|I look like a teen bride!|
- Like is more important than love. When you're old and feeding each other soup, you need to like the person you're spoon-feeding.
- Lower your expectations a little. Marriage isn't the end-all be-all solution to happiness. You're going to be disappointed by your spouse. So maybe expect a little less so you're pleasantly surprised when they do things like the extra load of laundry or take your car for an oil change.
- A hug can end any argument. Keeping this blog PG-13 ;)
- Have your own interests. Keep up with your friends. Have a hobby that's separate from your spouse.
- Separate. Bank. Accounts. Have a joint savings but keep the day-to-day things separate.
- Kids really will change EVERYTHING. Be prepared because you really will see the dark side of each other. The first six months of parenthood are ridiculously hard but remember that you're in it together. And that baby can't take you both down no matter how hard she tries with her manipulative streak of refusing to put on shoes when she knows you're running late and you can't find her sock and you have to hold her down to brush her teeth while she flails...whoops, I'm losing focus.
- You are the most important person to your spouse. Never forget that.
- Break up the routine every few weeks. Take this as you want; in keeping it PG-13, I mean go to a different restaurant, take in a play or sporting event. Just something different than your normal routine.

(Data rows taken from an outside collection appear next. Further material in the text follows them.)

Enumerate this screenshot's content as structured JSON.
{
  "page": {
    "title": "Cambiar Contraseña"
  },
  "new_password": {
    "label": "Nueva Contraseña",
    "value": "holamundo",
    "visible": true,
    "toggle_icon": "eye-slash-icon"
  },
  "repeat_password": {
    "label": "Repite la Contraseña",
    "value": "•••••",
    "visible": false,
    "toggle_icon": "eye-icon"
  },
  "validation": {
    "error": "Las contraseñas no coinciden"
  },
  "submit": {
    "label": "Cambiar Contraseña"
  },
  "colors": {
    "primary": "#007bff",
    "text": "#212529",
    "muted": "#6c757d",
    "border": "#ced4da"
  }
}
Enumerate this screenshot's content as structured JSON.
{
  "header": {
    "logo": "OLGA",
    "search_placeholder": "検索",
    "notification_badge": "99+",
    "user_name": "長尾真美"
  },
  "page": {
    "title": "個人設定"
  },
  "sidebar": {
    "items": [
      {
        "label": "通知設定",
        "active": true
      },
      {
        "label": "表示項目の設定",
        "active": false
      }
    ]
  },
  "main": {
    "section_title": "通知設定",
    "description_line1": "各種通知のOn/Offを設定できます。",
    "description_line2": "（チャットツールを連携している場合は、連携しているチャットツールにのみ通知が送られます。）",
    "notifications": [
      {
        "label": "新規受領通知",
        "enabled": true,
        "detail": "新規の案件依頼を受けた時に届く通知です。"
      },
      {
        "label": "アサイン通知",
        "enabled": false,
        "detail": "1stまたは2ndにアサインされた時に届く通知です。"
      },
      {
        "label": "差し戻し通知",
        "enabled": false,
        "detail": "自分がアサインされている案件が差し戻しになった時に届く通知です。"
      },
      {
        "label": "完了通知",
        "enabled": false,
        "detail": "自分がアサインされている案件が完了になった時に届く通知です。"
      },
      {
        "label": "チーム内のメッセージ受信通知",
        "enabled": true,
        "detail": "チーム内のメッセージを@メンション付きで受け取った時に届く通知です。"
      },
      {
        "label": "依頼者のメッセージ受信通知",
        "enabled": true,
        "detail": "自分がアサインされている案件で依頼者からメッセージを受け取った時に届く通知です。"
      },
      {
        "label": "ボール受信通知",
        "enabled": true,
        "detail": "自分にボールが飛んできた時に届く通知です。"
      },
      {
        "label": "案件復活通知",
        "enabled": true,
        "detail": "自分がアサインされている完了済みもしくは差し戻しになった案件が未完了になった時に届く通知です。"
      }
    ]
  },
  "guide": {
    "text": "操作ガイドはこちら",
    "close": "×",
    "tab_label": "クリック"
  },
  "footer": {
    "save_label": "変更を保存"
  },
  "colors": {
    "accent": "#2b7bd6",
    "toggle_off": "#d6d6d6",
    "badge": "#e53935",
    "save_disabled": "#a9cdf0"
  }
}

- Try at least one thing that you don't like but your spouse does. For me, it's camping. For Dr. T, it's live shows for bands he thinks are "lame."
- Let some of the little things go.
- Your friends and family are here for you no matter what. We all love you both to the moon and back.
I couldn't be happier for you both! Thinking of you and sending good vibes and energy your way as you start your new life together.